[This is coming out on a Monday ’cause I was super busy yesterday and had no time to make this/post it.]
Today’s test is a non-parametric test for two samples: the Kolmogorov-Smirnov test for two independent samples!
When Would You Use It?
The Kolmogorov-Smirnov test for two independent samples is a nonparametric test used to determine if two independent samples represent two different populations.
What Type of Data?
The Kolmogorov-Smirnov test for two independent samples requires ordinal data.
- All of the observations in the samples are randomly selected and independent of one another.
- The scale of the measurement is ordinal.
Step 1: Formulate the null and alternative hypotheses. The null hypothesis claims that the the distribution underlying the population for one sample is the same as the distribution underlying the population for the other sample. The alternative claims that the distributions are not the same.
Step 2: Compute the test statistic. The test statistic, in the case of this test, is defined by the point that represents the greatest vertical distance at any point between the cumulative probability distribution constructed from the first sample and the cumulative probability distribution constructed from the second sample. I will refer you to the example shown below to show how these calculations are done in a specific testing situation.

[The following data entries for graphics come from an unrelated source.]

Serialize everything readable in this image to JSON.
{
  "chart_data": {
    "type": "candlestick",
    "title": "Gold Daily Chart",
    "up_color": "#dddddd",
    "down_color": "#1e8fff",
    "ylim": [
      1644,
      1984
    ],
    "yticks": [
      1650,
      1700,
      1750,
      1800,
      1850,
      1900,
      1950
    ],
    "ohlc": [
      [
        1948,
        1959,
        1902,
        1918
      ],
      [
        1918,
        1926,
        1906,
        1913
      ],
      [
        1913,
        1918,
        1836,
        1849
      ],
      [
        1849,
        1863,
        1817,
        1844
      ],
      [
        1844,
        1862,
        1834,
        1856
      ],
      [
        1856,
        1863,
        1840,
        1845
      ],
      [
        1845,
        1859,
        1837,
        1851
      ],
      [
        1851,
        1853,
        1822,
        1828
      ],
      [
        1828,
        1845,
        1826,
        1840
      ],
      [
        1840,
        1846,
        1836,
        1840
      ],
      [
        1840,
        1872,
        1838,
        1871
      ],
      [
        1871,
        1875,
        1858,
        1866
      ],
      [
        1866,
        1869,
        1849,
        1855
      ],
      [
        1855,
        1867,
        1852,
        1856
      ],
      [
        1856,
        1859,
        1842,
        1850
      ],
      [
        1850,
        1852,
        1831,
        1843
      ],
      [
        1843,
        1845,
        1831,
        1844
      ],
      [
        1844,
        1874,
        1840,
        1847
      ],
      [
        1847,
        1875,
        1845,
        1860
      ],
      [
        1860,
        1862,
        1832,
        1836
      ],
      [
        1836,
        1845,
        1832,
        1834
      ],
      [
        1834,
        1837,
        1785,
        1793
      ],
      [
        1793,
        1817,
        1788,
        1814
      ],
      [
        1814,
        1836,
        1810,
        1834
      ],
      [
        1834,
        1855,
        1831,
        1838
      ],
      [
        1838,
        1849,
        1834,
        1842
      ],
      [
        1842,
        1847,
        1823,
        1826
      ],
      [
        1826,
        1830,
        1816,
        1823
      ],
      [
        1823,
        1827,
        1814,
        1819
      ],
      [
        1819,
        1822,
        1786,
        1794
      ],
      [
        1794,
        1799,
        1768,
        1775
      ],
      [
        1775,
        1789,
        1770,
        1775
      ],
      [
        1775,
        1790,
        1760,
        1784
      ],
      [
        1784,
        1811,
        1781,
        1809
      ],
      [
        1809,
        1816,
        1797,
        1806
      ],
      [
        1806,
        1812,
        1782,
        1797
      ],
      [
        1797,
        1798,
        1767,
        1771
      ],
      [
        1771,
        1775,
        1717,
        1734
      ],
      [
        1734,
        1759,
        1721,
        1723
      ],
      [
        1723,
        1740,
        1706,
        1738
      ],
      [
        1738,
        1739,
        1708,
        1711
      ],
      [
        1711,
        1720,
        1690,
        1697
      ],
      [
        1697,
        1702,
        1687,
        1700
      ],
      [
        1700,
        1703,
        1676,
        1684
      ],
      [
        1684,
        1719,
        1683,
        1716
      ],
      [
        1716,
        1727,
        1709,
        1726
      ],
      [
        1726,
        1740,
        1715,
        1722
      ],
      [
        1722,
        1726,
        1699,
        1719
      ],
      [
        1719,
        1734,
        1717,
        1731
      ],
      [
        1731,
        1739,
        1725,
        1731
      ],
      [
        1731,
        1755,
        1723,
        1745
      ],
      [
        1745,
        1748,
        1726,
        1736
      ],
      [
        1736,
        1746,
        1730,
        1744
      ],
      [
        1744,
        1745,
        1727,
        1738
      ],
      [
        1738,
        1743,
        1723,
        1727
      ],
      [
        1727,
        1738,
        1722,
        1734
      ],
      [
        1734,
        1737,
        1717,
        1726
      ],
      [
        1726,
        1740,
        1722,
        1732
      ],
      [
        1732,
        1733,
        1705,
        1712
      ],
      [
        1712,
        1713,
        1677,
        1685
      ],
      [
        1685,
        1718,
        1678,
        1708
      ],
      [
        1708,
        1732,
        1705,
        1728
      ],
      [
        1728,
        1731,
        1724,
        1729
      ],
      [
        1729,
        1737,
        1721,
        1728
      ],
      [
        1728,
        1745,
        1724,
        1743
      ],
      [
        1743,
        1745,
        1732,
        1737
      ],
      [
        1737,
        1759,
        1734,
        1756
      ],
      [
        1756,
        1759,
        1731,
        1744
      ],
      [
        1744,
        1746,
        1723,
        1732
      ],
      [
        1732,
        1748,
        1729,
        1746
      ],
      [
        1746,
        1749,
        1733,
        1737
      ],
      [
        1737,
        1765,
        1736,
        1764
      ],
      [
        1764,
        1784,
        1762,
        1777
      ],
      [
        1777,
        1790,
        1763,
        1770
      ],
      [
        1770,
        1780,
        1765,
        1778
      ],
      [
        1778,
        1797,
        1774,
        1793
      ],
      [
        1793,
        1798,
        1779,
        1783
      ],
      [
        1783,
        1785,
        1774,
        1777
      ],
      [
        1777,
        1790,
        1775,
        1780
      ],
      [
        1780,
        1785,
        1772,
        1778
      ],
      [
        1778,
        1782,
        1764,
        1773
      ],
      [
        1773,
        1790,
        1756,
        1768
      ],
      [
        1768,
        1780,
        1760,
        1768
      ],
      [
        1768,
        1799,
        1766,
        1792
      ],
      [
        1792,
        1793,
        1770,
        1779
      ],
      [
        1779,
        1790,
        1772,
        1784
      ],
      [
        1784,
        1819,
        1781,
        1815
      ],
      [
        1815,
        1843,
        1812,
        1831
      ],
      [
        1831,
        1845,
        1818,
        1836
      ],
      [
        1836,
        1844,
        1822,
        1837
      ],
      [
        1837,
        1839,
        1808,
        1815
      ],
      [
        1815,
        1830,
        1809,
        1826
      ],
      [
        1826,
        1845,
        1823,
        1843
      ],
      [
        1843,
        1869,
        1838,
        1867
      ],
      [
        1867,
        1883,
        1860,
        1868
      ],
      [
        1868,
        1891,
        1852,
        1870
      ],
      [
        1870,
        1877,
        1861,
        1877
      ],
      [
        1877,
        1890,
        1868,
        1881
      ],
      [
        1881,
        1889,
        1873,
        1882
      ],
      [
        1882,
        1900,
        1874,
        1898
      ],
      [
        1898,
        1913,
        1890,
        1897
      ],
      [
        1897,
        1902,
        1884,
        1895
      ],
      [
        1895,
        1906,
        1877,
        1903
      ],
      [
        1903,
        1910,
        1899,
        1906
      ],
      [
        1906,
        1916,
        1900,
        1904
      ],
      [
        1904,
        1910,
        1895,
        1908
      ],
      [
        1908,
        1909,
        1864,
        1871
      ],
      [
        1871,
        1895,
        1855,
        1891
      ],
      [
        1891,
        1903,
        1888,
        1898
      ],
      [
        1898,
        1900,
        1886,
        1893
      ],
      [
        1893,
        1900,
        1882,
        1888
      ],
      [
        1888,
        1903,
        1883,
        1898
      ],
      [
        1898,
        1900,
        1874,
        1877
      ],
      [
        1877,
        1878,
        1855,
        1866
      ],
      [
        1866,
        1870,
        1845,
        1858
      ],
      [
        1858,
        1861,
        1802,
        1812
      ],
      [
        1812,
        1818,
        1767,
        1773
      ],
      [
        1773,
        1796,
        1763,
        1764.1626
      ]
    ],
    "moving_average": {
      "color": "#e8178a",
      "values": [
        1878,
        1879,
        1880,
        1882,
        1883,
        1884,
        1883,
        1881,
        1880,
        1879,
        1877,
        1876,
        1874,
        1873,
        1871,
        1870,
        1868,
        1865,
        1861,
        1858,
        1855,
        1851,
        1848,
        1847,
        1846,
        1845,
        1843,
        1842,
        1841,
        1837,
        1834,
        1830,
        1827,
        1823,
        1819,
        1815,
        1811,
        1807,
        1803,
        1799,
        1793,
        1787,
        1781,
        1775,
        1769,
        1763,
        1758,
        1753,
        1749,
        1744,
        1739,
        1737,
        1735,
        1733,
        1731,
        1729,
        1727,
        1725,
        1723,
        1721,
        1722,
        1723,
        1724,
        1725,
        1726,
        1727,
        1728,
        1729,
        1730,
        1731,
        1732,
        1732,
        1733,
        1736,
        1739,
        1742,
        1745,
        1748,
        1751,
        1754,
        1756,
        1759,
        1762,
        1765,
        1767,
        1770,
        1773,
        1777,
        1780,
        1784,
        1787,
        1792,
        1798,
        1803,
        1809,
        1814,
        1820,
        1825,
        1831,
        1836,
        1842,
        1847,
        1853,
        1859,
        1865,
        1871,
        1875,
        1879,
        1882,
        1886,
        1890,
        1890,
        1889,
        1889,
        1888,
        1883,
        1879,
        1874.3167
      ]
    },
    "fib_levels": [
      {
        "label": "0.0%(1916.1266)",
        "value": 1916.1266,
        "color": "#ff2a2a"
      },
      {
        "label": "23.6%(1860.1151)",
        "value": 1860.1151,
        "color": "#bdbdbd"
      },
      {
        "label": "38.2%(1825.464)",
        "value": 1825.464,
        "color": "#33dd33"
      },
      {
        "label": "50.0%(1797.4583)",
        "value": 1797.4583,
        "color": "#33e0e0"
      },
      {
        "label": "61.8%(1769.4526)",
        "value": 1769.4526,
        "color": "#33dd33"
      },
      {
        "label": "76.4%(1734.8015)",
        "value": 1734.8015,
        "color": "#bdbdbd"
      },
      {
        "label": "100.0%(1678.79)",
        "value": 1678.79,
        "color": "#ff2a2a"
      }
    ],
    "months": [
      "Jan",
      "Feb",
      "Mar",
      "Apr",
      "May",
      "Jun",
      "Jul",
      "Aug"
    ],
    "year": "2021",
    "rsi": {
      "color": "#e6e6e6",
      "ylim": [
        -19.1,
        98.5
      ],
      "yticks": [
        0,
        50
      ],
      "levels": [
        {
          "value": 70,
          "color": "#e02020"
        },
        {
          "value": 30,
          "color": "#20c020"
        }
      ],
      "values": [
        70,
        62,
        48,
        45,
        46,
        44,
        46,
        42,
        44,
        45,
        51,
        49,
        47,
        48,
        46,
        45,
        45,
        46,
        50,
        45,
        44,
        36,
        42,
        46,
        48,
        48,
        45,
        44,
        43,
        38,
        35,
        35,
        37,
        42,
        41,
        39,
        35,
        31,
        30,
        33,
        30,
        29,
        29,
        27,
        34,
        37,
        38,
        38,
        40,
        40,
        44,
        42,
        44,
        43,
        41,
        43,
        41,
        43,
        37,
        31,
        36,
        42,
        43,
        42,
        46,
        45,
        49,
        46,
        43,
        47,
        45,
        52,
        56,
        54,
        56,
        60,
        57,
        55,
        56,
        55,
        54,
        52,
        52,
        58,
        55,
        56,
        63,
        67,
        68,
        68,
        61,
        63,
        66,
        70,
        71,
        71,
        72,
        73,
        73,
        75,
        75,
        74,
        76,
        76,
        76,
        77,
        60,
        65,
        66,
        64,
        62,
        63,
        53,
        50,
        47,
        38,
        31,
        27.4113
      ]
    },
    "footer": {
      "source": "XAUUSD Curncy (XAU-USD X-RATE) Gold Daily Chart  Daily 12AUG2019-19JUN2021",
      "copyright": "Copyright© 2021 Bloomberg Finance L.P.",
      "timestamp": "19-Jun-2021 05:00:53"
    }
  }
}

Step 3: Obtain the critical value. Unlike most of the tests we’ve done so far, you don’t get a precise p-value when computing the results here. Rather, you calculate your test statistic and then compare it to a specific value. This is done using a table. Find the number at the intersection of your sample sizes for your specified alpha-level. Compare this value with your test statistic.
Step 4: Determine the conclusion. If your test statistic is equal to or larger than the table value, reject the null hypothesis (that is, claim that the distribution of the data is inconsistent with the hypothesized population distribution). If your test statistic is less than the table value, fail to reject the null.
For this test’s example, I want to use some of my music data from 2012. I know that I tend to listen to music from the “electronic” genre and from the “dance” genre fairly equally, so I want to determine, based on play count, if I can say that the population distributions for these genres are similar. To keep things simple, I will use nelectronic = 6 and ndance = 6.
H0: Felectronic(X) = Fdance(X) for all values of X
Ha: Felectronic(X) ≠ Fdance(X) for at least one value of X
For the computations section of this test, I will display a table of values for the data and describe what the values are and how the test statistic is obtained.
Column A and Column C, together, show the ranked values of the play counts for electronic (Column A) and dance (Column C).
Column B represents the cumulative proportion in the sample for each play count in Column A. For example, for the play count = 7, the cumulative proportion of that value is just 1/6, since there is no smaller value in Column A.
Column D represents the same thing as column B, except for Column C.
Column E is Column B – Column D.
The test statistic is obtained by determining the largest value from Column E. Here, the test statistic is .5. This value is compared to the critical value at α = 0.05, n1 = 6, n2 = 6, which is .667. Since our test statistic is not larger than our critical value, we fail to reject the null and claim that the distributions of play counts for electronic and dance are similar.
Example in R
No R example this week, as this is pretty easy to do by hand, especially with having to rank things.